"For the laws of nature (as justice, equity, modesty, mercy, and, in sum, doing to others as we woud be done to) of themselves, without the terror of some power, to cause them to be observed, are contrary to our natural passions, that carry us to partiality, pride, revenge and the like.
"Another doctrine repugnant to civil society, is that whatsoever a man does against his conscience, is sin; and it dependeth on the presumption of making himself judge of good and evil. For a man's conscience and his judgement are the same thing, and as the judgement, so also the conscience may be erroneous."
-Thomas Hobbes
Wondering where Bush, and those who have formulated his compatibilist views, formed his notions of executive sovereignty and autonomy, I thought of Thomas Hobbes, whose birthday just passed (April 5,1588). We live in a world where all human beings are supposed to have rights, that is, moral claims that protect their basic interests. But what or who determines what those rights are? And who will enforce them? In other words, who will exercise the most important political powers, when the basic assumption is that we all share the same entitlements? Hobbes proposed the formation of a commonwealth (a network of associated contracts, which provides for the highest form of social organization), or a society that is subject to the justice and prudence of an absolute political authority.
In Hobbes's view, the formation of the commonwealth creates a new, artificial person (the Leviathan) to whom all responsibility for social order and public welfare is entrusted. (Leviathan II 17). Of course, someone must make decisions on behalf of this new whole, and that person will be the sovereign. Since the decisions of the sovereign are entirely arbitrary, it hardly matters where they come from, so long as they are understood and obeyed universally. (Separation of powers is distinctly rejected in Leviathan.)
The NSA scandal, the Patriot Act, The prelude to and commitment to the Iraq War (and its concomitant hegemonic geopolitical designs), his disdain for the Constitution: all reveal Bush's notion of limitless plenary powers.

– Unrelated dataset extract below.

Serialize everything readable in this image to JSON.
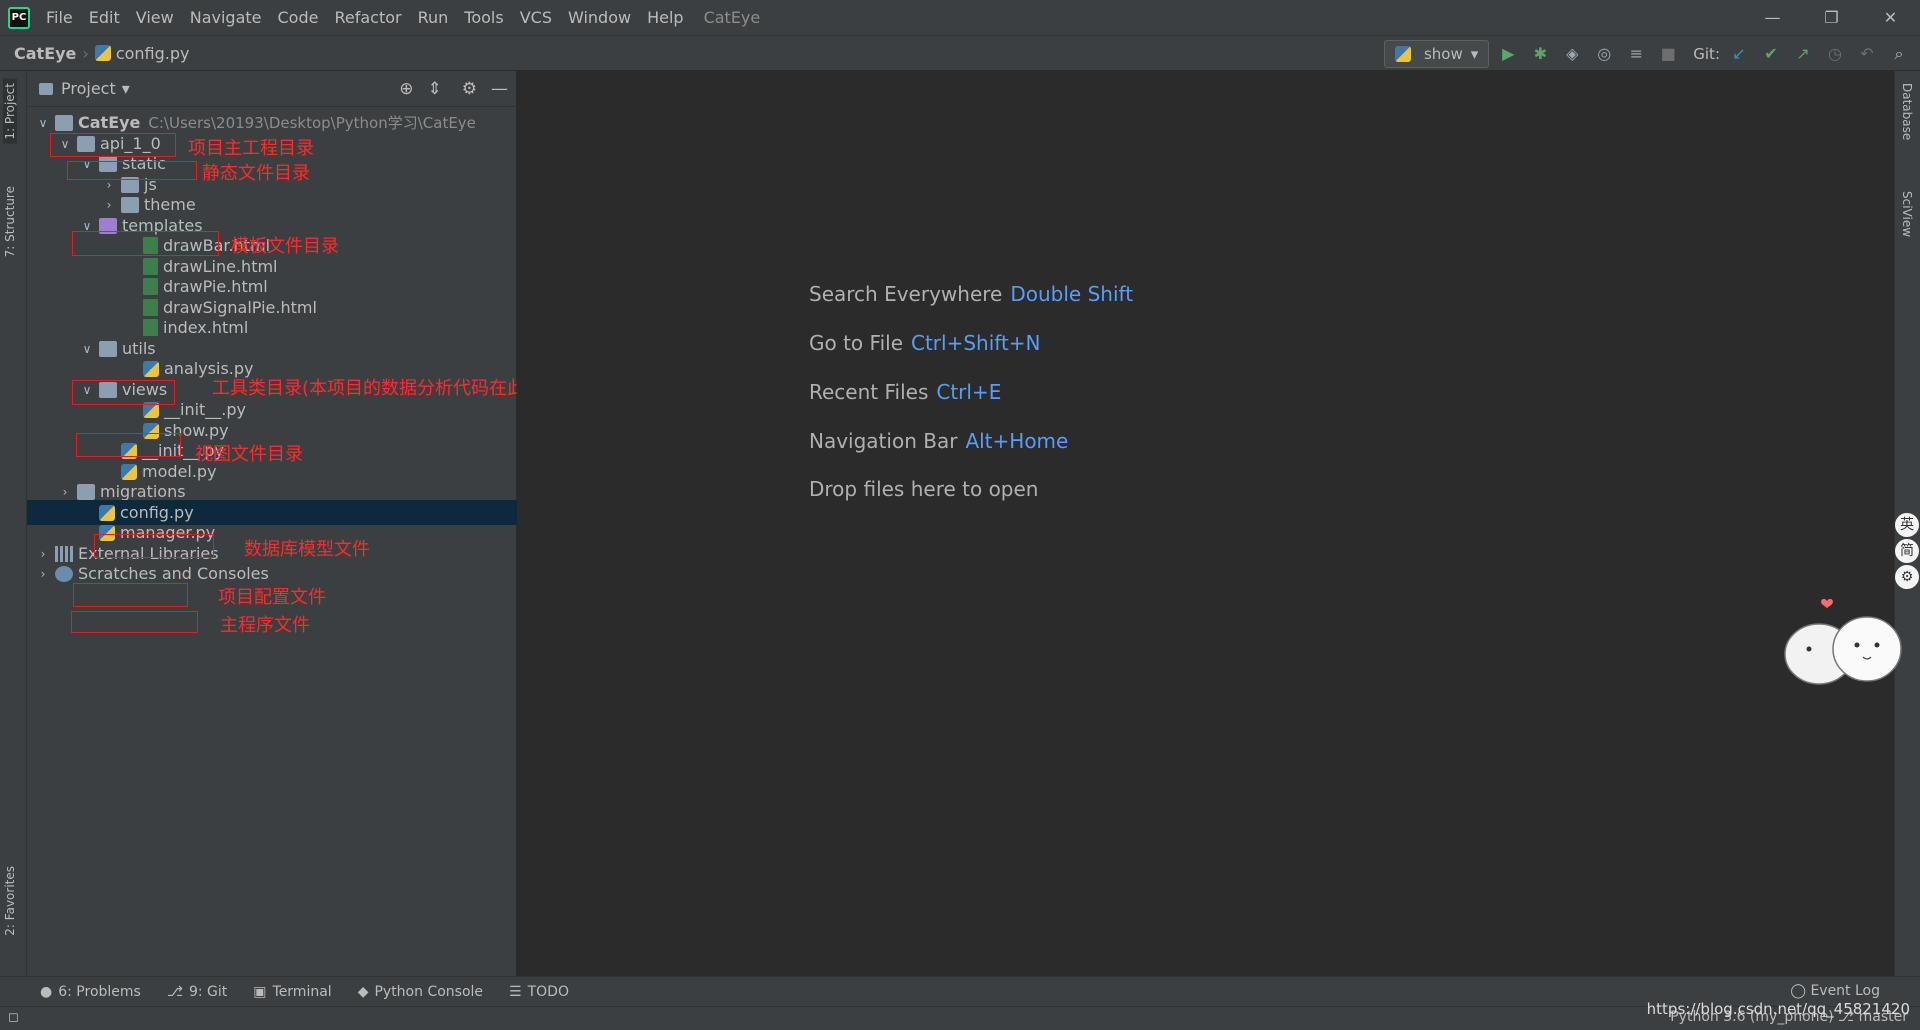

Unfortunately, he is about to plunge us into another Hobbesian nightmare: Bellum omnium contra omnes; "the war of all against all".
The most durable components of the Hobbesian philosophy have been his appraisal of the role that power and fear play in human relations. ("All mankind [is in] a perpetual and restless desire for power... that [stops] only in death." Consequently, giving power to the individual would create a dangerous situation that would start a "war of every man against every man" and make life "solitary, poor, nasty, brutish, and short." ) (It should be noted that Hobbes lived through the period of the "English Civil Wars, Ironic in this context of juxtaposition, and very deterministic of Hobbes's views.) Bush seems to operate very comfortably on this level of power and fear. Although also an empiricist, the English philosopher John Locke, challenged Thomas Hobbes on the nature of primitive society; for Locke it (society) was more rational, tolerant, and cooperative. His most important political work, Two Treatises of Government, appeared in 1690, wherein he argues that the function of the state is to protect the natural rights of its citizens, primarily to protect the right to property. Locke had one point of agreement with Hobbes: the origin of the social contract, an implicit agreement between everyone in a society to respect a legal authority designed to oversee a democratic coalition so as to enable the individual the inalienable right of the pursuit of happiness.
Listening to the current debate on Iran, I am struck by the strident Hobbesians who are willing to attack Iran now, and without mercy. They appear here in the comment threads; reasonable sounding individuals who are caught up in fear, and who promote a sense of authority over the existence of others, ignoring the human toll of death and deprivation that would result; an obeisant bunch of American chauvinists, who may not agree with Bush on anything else (some soul searching would probably reveal otherwise), but simply operate on the innate fear etched indelibly into the tabula rasa of their early lives.
It is difficult to discuss any aspect of the Bush presidency and his Administration without falling into a world of shifting paradigms, like the daedal and malevolently shape-shifting architecture in Mark Z. Danielewski's, House of Leaves. We (you know who you are) need to focus on the individual issues - the NSA scandal, the Plame affair, the belligerent approach to Iran - (not to mention addressing the larger issues still under-examined regarding 9/11. the Patriot Act, etc.) - and not fall down the Hobbesian rabbit hole of history that Bush is digging.
"Reading furnishes the mind only with materials of knowledge; it is thinking that makes what we read ours."